Celakanya, ia sedang menebar angin dan barangkali terlampau cepat menuai badai. Adalah Majalah TAMBANG edisi November 2015 yang mendokumentasikan wawancara panjang lebar dengannya, khusus soal Freeport. Jika membaca wawancara itu, ia jelas tampak sebagai pembantu Presiden yang jernih, jujur, dan loyal. Waktu itu, tak ada sama sekali perbedaan dengan Presiden, bahkan ia mendukung penuh.
Ditanya tentang pertemuan Presidan dengan Moffet yang terkesan rahasia, Sudirman menangkis taktis,“Presiden menjalankan tugas negara, dan itu bukan merupakan operasi rahasia. Itulah cara beliau mengurangi kegaduhan. Akan salah kalau Presiden dan Moffet membuat kesepakatan sendiri, baru kemudian mengundang saya. Presiden ketika bertemu Moffet selalu mengajak menteri teknisnya. Saya sebagai menteri teknis berkewajiban menindaklanjuti.”
Sudirman pun gamblang menerangkan bahwa Presiden dan dia biasa bertemu chairman perusahaan-perusahaan sektor energi dan SDA, hal yang lumrah. Bahkan ia menyampaikan apresiasi petinggi Freeport kepada Pemerintah Indonesia, yaitu Presiden dan Menteri ESDM, karena perlakuan yang profesional. Jelas tersirat peran besar Meteri ESDM dan jajarannya dalam proses yang bagus ini.
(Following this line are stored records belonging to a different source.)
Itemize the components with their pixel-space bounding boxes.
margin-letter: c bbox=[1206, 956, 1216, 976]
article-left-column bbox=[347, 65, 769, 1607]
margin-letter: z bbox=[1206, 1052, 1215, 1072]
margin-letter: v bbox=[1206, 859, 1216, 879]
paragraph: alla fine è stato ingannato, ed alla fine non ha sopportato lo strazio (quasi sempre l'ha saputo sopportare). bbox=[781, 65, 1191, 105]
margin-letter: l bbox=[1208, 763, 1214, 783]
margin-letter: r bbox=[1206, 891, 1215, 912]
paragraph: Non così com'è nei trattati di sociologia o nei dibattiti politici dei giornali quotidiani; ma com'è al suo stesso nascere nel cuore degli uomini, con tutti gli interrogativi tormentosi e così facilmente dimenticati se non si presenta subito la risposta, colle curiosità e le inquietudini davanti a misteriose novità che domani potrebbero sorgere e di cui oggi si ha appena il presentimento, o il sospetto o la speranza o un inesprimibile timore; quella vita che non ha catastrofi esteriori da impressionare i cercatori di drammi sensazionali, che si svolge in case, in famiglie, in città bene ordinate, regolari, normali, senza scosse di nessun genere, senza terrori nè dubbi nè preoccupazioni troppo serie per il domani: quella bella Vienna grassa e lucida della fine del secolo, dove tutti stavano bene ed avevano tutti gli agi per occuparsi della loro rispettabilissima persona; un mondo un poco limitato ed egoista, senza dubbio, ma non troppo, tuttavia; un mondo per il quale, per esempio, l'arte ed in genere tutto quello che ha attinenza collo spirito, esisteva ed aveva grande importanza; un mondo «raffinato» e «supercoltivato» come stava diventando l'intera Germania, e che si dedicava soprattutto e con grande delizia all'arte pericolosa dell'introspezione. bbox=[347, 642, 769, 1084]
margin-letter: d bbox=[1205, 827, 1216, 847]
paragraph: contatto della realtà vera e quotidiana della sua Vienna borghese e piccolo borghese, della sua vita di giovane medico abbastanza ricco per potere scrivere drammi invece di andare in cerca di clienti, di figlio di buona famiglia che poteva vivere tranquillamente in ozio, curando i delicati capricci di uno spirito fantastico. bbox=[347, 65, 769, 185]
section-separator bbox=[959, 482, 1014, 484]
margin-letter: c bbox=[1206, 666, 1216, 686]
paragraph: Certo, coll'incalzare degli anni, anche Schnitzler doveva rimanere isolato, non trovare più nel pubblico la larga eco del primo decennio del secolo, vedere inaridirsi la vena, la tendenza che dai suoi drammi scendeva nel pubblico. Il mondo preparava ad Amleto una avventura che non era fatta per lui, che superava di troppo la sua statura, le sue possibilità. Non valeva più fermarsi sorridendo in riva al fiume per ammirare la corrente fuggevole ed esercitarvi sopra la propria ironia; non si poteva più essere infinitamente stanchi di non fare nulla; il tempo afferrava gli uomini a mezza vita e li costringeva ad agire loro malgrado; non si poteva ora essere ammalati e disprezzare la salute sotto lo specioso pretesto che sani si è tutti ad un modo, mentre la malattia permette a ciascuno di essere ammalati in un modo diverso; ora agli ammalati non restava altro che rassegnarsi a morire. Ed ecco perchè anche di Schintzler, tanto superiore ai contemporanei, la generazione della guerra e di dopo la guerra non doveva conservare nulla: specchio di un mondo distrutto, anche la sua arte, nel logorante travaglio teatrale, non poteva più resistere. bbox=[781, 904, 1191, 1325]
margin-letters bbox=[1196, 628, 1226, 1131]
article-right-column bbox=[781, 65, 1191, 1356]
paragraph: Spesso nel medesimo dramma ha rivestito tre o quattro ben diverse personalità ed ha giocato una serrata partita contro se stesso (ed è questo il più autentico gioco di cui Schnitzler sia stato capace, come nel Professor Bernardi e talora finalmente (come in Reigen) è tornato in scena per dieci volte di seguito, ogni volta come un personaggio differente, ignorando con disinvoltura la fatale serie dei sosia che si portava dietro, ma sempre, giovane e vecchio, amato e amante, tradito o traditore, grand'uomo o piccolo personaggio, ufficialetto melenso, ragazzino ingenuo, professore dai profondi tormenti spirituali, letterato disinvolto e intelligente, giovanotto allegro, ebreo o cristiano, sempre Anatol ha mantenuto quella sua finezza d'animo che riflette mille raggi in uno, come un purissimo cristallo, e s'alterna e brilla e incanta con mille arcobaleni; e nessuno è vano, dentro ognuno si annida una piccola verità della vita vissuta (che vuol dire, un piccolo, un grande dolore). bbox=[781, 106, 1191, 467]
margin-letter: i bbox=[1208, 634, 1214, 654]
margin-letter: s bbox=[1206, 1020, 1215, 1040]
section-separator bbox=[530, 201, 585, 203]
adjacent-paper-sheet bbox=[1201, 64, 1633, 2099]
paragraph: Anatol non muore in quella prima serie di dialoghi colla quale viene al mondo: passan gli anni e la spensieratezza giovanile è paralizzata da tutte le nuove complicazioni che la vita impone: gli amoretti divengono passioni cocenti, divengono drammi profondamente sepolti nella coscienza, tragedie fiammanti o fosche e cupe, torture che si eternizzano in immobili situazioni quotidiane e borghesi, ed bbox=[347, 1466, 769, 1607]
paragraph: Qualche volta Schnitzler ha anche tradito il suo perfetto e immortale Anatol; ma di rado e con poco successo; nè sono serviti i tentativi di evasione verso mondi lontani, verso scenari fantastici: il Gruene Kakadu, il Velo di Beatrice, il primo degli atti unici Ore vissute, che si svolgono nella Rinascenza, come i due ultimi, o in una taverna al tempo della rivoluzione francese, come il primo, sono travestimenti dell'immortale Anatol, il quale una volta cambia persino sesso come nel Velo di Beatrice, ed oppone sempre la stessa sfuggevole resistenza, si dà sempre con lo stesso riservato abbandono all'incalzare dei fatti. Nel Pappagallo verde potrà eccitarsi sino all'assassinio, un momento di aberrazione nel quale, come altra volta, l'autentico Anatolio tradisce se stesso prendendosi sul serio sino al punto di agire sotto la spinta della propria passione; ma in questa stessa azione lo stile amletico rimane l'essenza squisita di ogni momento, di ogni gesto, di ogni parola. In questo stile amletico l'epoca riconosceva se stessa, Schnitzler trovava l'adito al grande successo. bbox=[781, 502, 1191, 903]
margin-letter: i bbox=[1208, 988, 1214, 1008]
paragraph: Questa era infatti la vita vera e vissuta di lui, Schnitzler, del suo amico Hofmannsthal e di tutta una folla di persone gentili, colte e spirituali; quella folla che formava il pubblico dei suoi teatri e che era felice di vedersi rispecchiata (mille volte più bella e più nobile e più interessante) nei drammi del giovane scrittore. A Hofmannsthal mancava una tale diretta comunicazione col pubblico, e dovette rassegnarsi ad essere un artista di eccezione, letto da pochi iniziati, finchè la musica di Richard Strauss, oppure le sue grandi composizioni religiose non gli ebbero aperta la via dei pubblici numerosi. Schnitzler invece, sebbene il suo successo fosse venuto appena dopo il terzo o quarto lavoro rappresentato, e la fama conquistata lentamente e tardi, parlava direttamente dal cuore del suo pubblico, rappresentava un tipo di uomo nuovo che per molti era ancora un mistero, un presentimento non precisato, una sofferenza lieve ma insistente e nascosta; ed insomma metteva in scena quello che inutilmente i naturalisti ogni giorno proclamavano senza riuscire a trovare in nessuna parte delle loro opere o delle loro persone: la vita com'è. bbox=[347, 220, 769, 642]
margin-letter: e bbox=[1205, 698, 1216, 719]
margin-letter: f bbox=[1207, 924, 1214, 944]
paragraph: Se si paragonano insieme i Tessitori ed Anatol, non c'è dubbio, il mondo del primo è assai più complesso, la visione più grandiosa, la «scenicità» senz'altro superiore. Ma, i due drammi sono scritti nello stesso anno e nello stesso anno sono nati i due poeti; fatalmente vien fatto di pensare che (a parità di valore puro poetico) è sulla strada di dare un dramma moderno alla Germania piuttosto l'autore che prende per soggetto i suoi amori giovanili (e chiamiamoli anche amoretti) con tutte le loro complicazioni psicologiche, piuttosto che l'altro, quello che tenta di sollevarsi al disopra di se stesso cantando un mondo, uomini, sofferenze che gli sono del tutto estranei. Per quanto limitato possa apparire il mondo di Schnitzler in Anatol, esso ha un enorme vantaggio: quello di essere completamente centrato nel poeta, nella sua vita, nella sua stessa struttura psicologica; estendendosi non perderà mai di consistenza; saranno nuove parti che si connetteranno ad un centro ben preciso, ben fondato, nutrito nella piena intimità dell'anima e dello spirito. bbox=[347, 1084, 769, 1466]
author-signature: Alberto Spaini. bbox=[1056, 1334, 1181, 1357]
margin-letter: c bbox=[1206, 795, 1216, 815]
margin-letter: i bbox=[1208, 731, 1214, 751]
Kini Sudirman mengatakan yang sebaliknya, bahwa Presiden Jokowi dan Moffet melakukan pertemuan rahasia, berbalik 180 derajat dengan ucapannya sendiri pada November 2015. Tak cukup di situ, ia pun menuduh kesepakatan dengan PTFI lebih menguntungkan Freeport dan seolah ia hanya juru ketik yang didikte. Bertentangan dengan klaimnya sendiri pada 2015, ketika ia mendaku diapresiasi oleh Freeport karena kerja profesional. Dan saya percaya itu, saya percaya Sudirman Said pada November 2015 yang waras, lugas, dan berintegritas.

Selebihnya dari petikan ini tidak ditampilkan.